Un regret pourrait cependant être formulé. Malgré la promesse faite en 4e de couverture d’« une analyse des discours, des symboles et des médias », notamment dans « son fonctionnement, tant social que linguistique », les aspects linguistiques et a fortiori sociolinguistiques ne sont que peu abordés. À l’exception notable du recours aux travaux de Catherine Kerbrat-Orecchioni sur l’implicite et l’énonciation, l’étude de la langue des Saxons, notamment en interaction avec l’environnement social, apparait soit pour justifier la méthodologie de constitution du corpus (les entretiens semi-directifs de la troisième partie), soit en soutien d’une analyse jungienne du discours sur l’implicite dans « l’inconscient supra-individuel » (p. 470). Or le recours à l’analyse critique de discours et à l’analyse de discours politique, théorisées entre autres, par Norman Fairclough, Teun A. Van Dijk ou encore Ruth Wodak aurait pu fournir un cadre théorique et méthodologique unifié et transversal pour interpréter les corpus choisis par l’auteure. De même, dans l’étude des formes communicationnelles du nationalisme qui sous-tend la première et la deuxième partie, le rôle de la langue dans la construction identitaire d’une nation est quasi exclusivement analysé à l’aune des théories sur les nationalismes. Les outils de la sociolinguistique et de la dialectologie ne sont que très peu convoqués. Un exemple de ce biais : l’affirmation « un dialecte est simplement une langue qui n’a pas réussi à faire carrière politiquement » attribuée par l’auteure au théoricien du nationalisme Michael Billig dans Banal Nationalism (1995), avait déjà été formulée dans les mêmes termes vingt-et-un ans plus tôt par Louis-Jean Calvet dans Linguistique et colonialisme : petit traité de glottophagie (1974 : 54), et même, dans des termes certes légèrement différents par Max Weinreich dans les années 1940 avec son célèbre aphorisme : « Une langue est un dialecte avec une armée et une marine ». Aussi, une analyse des liens entre nationalisme et politiques linguistiques vis-à-vis du saxon de Transylvanie aurait donné à l’étude plus de profondeur en matière sociolinguistique. L’ampleur des corpus et l’approche choisie par l’auteure expliquent sans doute ce choix de ne pas multiplier les cadres théoriques et méthodologiques. Mais n’est-ce pas la limite à laquelle se trouvent confrontés tous les travaux à vocation transdisciplinaire ?

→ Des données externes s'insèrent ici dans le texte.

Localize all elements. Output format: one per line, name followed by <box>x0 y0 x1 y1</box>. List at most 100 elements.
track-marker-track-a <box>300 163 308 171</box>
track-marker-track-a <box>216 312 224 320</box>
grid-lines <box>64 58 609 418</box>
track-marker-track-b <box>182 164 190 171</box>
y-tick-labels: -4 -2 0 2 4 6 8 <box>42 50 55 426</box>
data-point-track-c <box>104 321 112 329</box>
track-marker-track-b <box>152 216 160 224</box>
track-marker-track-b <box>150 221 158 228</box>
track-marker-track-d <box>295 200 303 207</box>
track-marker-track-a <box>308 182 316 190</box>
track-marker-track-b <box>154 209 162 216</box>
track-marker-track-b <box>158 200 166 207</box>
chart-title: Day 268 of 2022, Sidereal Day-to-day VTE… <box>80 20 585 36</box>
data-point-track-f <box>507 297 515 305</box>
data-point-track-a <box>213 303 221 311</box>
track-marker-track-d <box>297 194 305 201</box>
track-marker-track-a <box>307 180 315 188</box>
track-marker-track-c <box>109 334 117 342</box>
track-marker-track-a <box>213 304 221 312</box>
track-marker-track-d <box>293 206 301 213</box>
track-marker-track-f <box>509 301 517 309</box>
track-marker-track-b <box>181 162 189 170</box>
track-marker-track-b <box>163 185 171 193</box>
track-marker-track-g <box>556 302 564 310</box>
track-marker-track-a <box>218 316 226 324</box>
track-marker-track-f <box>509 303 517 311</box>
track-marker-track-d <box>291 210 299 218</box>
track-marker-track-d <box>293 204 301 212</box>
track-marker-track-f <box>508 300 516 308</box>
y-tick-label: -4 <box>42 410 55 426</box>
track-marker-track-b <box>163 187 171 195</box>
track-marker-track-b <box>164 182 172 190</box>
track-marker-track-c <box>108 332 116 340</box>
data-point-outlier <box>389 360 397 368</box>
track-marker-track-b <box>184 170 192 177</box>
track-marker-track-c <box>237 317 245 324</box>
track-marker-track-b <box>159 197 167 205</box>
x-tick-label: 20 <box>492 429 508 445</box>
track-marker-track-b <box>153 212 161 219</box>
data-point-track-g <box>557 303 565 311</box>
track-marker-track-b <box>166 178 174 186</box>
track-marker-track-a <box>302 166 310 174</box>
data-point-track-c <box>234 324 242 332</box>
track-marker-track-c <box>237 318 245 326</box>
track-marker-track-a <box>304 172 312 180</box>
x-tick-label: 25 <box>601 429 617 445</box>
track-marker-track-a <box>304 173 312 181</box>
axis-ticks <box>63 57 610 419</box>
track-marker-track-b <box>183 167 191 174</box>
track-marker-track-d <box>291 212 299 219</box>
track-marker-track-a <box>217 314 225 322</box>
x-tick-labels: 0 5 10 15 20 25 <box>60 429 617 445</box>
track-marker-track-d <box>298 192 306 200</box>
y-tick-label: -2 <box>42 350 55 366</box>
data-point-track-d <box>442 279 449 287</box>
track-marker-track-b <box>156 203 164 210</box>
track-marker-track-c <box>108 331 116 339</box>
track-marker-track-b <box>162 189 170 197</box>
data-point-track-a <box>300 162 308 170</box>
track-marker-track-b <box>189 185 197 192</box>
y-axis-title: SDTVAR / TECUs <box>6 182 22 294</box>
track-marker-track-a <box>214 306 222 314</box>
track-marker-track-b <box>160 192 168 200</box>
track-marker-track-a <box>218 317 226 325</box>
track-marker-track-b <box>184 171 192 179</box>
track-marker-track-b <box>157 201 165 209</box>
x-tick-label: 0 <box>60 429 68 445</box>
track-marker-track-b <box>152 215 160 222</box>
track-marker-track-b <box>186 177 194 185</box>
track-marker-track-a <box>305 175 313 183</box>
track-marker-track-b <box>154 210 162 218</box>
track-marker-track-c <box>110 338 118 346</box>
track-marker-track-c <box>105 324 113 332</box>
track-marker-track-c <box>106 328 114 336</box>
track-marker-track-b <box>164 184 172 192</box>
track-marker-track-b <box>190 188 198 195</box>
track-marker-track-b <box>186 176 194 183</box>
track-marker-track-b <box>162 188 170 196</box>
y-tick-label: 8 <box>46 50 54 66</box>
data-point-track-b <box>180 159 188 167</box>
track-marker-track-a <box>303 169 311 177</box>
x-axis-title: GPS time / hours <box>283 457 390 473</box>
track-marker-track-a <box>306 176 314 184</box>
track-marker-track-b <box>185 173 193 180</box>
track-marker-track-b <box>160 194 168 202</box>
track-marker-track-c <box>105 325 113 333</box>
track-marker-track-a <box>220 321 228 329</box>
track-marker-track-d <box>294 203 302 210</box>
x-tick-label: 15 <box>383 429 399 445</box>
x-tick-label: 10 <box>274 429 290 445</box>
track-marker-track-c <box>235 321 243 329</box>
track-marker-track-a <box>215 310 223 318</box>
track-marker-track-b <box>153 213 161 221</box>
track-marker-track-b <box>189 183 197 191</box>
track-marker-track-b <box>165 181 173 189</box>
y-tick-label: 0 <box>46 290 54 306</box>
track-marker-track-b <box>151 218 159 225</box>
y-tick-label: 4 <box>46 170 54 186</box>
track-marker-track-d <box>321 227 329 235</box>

La Nation entre les lignes n’en reste pas moins un ouvrage important, parce qu’il apporte une contribution essentielle à l’étude d’une minorité nationale presque oubliée de la cartographie des recherches universitaires. Il jette, de plus, un regard nouveau sur des thématiques brûlantes d’actualité : les liens complexes entre la Nation et l’identité. Il apporte finalement une réponse méthodologique aux errements théoriques dans l’étude des nationalismes, que l’auteure résume ainsi : « [l]’essentiel n’est pas dit » (p. 543). Catherine Roth a su avec brio, d’abord mettre des mots, analyser et ensuite structurer cet invisible. Il en résulte une typologie des processus macro- et micro-sociétaux des (ré)inventions identitaires chez les Saxons de Transylvanie. Trois stades successifs sont proposés par l’auteure : la « multiculturalité prénationale » (p. 543) précédant la constitution des grands États-Nations (chaque groupe ‘national’ communique en interne), la « monoculturalité d’État-Nation » (p. 543) (la communication nationale interne s’impose aux autres) et pour finir au xxie siècle par l’« inter ou transculturalité contemporaine » (p. 543) (la coexistence des communications, à la fois interne et externe, et entre les différentes Nations). Ce modèle profondément novateur, même s’il n’est pas sans rappeler sur certains points la typologie des stratégies discursives de construction de l’identité nationale autrichienne (donc un groupe majoritaire) proposée par Wodak et al. (2009 [1999]) est potentiellement adaptable à d’autres cas d’études de minorités nationales. Pour toutes ces raisons, l’ouvrage de Catherine Roth constitue un ouvrage de référence pour les spécialistes de ces questions, mais également pour le grand public en quête de savoirs sur la construction des identités en Europe orientale.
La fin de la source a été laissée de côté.